We've been doing a lot of snowshoeing lately. This is Emerald Lake in Rocky Mountain National Park.
A couple of years ago I bought an old straight razor for shaving, but I never could get a nice edge on it. I came across it today and did a little research. It's a Joseph Elliot, and this particular model, with a wooden handle, was manufactured between 1820 and 1850! How many faces this little instrument must have shaved in the last 160-190 years!
I found a service that can restore old razors like this one. I'm going to mail it off tomorrow and hopefully in the next 4-6 weeks it'll be good as new! I'm pretty excited about it.

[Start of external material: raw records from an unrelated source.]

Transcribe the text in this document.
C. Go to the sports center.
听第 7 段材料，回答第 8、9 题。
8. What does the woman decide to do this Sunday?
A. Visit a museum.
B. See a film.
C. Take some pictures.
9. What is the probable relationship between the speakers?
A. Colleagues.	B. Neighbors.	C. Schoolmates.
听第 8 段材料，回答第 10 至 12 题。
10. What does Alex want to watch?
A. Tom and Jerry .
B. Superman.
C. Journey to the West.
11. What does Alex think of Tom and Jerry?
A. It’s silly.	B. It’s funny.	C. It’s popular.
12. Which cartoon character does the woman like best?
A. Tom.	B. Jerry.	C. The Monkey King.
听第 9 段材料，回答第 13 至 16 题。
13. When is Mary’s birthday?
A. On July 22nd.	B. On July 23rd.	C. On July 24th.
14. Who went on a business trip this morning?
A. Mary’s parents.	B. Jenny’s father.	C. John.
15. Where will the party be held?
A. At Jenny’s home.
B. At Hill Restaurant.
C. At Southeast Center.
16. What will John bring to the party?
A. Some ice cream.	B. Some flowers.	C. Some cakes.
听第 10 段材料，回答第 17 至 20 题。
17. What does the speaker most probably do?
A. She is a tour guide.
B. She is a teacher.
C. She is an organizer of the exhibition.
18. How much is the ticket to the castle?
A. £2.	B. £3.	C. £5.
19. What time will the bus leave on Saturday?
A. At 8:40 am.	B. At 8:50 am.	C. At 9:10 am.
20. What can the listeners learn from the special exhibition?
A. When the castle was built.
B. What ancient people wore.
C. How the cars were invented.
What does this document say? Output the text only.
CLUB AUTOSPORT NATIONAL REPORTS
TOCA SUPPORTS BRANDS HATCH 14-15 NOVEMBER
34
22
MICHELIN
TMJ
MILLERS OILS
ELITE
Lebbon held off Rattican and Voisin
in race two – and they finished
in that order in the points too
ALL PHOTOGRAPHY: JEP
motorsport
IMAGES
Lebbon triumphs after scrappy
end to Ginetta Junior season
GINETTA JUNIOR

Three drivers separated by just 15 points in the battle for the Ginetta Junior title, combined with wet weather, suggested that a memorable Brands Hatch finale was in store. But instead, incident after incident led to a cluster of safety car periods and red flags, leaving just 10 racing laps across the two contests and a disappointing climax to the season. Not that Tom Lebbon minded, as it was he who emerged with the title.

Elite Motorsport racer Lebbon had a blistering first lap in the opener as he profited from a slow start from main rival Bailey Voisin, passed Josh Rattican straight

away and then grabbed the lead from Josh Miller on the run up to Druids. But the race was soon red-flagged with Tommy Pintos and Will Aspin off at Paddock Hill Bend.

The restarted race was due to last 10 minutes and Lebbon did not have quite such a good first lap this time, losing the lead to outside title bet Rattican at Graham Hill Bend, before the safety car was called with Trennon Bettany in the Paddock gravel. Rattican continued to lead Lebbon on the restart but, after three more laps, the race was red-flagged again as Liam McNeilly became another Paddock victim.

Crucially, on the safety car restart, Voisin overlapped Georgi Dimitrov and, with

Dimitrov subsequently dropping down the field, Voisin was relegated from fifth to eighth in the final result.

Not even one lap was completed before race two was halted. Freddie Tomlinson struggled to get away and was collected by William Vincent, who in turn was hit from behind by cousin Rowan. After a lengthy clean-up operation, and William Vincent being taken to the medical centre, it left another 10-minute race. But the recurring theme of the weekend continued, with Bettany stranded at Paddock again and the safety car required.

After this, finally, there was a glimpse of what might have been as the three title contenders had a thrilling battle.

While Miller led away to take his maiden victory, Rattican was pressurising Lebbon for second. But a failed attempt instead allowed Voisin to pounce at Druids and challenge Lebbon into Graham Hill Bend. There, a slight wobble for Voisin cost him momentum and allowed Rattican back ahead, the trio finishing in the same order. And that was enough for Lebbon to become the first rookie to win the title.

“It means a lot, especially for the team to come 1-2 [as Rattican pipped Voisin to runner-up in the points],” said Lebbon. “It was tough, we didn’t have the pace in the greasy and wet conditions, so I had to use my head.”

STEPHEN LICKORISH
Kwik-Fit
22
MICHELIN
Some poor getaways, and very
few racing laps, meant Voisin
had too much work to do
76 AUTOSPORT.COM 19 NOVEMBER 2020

I also took the liberty to hand write the letter I enclosed with the razor. It's so rare that I hand write anything these days, and when I do it's never more than a word or two. It felt good to write sentences and see what it looked like. I even wrote it with a pencil - not a plastic, disposable mechanical pencil, but a real wooden pencil by Forest Choice. Supposedly these pencils are manufactured from trees in "well-managed forests" and don't contain paints or other toxic materials. It's not as green perhaps as a quill pen and homemade ink (which I know how to make and am waiting for this autumn's walnut harvest for the raw materials for my ink) but it'll do for now.
I actually spent the entire weekend chained to my computer. My classes this quarter are particularly time consuming, and work is kicking my butt too. There's just a lot going on. I've noticed that the more the modern world tries to tighten it's grasp on me, the more I resist it and long to escape it. Maybe my 190 year old straight razor or homemade pen and ink aren't going to save the planet or mean anything at all in the grand scheme, but they bring me comfort I can't quite explain.
I kinda lost it today in one of my online classes. There's an ongoing discussion forum on the topic of fire modeling. We're discussing the technology behind predicting the spread of wildfires using GIS. Some goofy girl said something innocent but stupid about how she hopes GIS can help stop all forest fires and we can all live happily ever after. I launched into a multi-paragraph diatribe about the incredible ecological benefits of natural fires, and how today's wildfires are the disastrous result of white man's superiority complex, brought about by his technology and misguided belief that preventing forest fires will somehow be better for the environment and our pocketbook. By stopping the small, natural fires, we've created millions of acres of land with decades of unspent fuel. Now when fires do ignite by lightning or a careless camper, they turn into massive blazes that create their own weather systems and send roiling clouds of ash and cinders a thousand miles into the sky. Rather than grooming forests and rejuvenating the landscape, the obliterate everything in their path. As I pointed out to her, it's our over-reliance, our unquestioning faith in our own technology and presumed brilliance that created the environmental problems we so desperately seek to "manage" today.
Sometimes I really wish I could go back to the year 1750, wander off into the western wilderness, befriend some natives and just do my thing like the early mountain men did. Maybe it would suck, I don't know. But the fantasy sure sounds nice. Insofar as I can guess, the only thing I'd miss is books. I like learning about food and nature, and what's going on in the natural sciences. But I suspect that life might make up for that because if I were friends with the natives I could learn a lot of cool things about the natural world that you just can't get in books. I wouldn't need to read about balance in the natural world because I'd be living it.